LeerJesus der ging den Berg hinan

1. Wollt ihr hören ein neu Gedicht
aus der biblischen Geschicht
von unserm Herren Jesu Christ,
der aller Welt ein Schöpfer ist.
2. Jesus der ging den Berg hinan,
er rufet seinen himmlischen Vater an:
„Ach Vater liebster Vater mein,
kann ich der Marter nicht überhoben sein?”
3. „Ach Sohn, du liebster Sohn mein,
Der Marter kannst du nicht überhoben sein:
Es ist viel besser, du sterbst allein,
Denn die ganze Christenheit gemein.”
4. Jesus der ging in Garten,
Seiner bittern Marter tät er warten:
Da entschliefen ihm die Jünger sein,
Der gütige Herr stund gar allein.
5. Die Juden kamen gegangen
Mit Spießen und mit Stangen.
Mit Spießen und mit scharfem Gerüst
Sie suchten den Herrn Jesum Christ.
6. „Wen sucht ihr Juden gemeine,
Ihr großen und auch ihr kleinen?”
„Wir suchen Jesum von Nazareth.”
„Ei, den ihr sucht, das bin ich.”
7. Die Juden sehr erschraken
Von unsers Herren Worten:
Sie fielen alle hinter sich,
Der gütige Herr stund trauriglich.
8. Er hieß sie wiederum auferstehn
Und ließ sie wiederum zu ihm gehn:
Da küßt ihn Judas an seinen Mund,
Der ungetreue falsche Hund.
9. Die Weile währt nit lange,
Sie nahmen den Herren gefangen.
Indem zog Petrus aus sein Schwert,
Hieb Malchus sein rechtes Ohr hinweg.
10. „Ach Peter, steck das Schwert hinein,
Ich will ganz unverfochten sein;
Kein Fechten will ich von dir han.”
Jesus setzt Malchus sein Ohr wieder an.
11. Petrus schrie mit Heller Stimm gegen Gott:
„Herr, ich geh mit dir bis in den Tod:
Mein Leben will ich bei dir lan!”
Petrus der hub zu schwören an.
12. „Petrus, schweig stille deiner Red':
Ehe denn der Hahn zum ersten kräht,
Wirst du mich verleugnen und verschwörn.”

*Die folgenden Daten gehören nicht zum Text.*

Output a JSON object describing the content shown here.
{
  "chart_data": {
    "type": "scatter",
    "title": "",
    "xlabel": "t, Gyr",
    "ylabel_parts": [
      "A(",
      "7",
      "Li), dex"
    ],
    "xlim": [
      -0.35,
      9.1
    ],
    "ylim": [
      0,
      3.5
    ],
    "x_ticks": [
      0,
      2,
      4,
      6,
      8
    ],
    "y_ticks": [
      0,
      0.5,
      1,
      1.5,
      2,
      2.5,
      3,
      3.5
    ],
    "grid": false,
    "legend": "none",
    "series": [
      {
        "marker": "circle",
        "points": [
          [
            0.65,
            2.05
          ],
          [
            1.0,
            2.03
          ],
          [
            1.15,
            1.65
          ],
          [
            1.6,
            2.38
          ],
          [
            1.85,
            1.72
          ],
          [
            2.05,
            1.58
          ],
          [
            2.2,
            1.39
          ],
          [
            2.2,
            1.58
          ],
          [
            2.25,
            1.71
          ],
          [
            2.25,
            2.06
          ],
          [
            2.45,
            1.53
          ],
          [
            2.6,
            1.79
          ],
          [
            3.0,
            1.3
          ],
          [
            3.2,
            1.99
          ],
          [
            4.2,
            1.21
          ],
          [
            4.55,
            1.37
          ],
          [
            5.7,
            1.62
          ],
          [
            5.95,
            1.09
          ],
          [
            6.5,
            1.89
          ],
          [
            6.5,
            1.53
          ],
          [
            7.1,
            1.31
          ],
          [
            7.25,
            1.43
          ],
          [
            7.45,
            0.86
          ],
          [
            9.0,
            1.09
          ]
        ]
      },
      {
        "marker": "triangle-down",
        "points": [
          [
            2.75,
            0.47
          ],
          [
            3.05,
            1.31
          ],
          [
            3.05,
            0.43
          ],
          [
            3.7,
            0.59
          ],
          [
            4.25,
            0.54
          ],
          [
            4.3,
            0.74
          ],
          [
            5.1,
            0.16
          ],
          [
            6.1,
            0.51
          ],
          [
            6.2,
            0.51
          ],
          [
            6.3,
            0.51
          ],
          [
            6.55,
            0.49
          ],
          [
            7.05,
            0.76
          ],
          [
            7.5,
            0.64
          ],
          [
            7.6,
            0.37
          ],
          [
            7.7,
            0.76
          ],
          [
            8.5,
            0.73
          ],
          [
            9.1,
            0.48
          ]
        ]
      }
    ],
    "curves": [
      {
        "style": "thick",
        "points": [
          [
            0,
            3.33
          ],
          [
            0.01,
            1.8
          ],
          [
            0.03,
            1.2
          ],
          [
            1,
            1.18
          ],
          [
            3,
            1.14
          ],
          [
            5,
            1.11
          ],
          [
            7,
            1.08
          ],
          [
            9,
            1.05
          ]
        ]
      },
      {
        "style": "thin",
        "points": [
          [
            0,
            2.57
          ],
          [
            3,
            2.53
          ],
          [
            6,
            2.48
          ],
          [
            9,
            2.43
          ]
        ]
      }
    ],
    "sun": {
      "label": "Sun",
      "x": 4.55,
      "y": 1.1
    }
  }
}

Erst tät sich Petrus Trauren mehrn.
13. Sie legten ihn ein Ketten um seinen Leib,
Sie führten ihn weg zur selben Zeit,
Sie brachten ihn vor Kaiphas dar.
Der das Jahr Hoherpriester war.
14. Wie bald ihn Kaiphas binden ließ
Und ihn mit Ruten schlagen ließ,
Daß von ihm floß sein rosenfarbes Blut,
Das gnug für unsre Sünde tut.
15. Da nahmen ihn der Juden Schar:
Der ein speit ihm in sein Antlitz klar,
Der andre gab ihm ein Backenschlag,
Daß der Herr von Herzen sehr erschrak.
16. Da ward Jesus gar sehr veracht'
Für Hannes, Kaiphas Schweher, bracht,
Der Jesum Christum, Gottes Sohn,
Aufsetzen ließ ein Dornenkron.
17. Da leidt der Herr groß Laster und Schand,
Für Pilatus, den Richter, ward gesandt:
Da täten ihn die Juden verklagen,
Auf daß er würd ans Kreuz geschlagen.
18. Als ihn Pilatus ane sach,
Sprach er: „Was führt ihr für ein Klag
Gen diesen Menschen all gemein?”
Sie schrien: „Er will der Juden König sein.”
19. Pilatus wußt der Juden Haß,
Führt Jesum mit sich in sein Palast.
Von ihm da fordert er Bericht,
Jesus antwortet ihm aber nicht.
20. Pilatus sprach aus Zorn und Grimm:
„Weißt du, daß ich ein Richter bin?
Zu tun, zu lassen hab ich Gewalt.”
Darauf antwortet ihm Jesus bald:
21. „In dein Händen hast weltlich Gericht,
Die G'walt hast du von dir selber nicht,
Sondern von meim Vater oben herab,
Der mich in die Welt gesendet hat.”
22. Do kam Pilatum an ein Graus,
Er führt Jesum bald wieder aus.
Zu'n Juden redt er mit Geduld:
„An diesem Menschen find ich kein Schuld!”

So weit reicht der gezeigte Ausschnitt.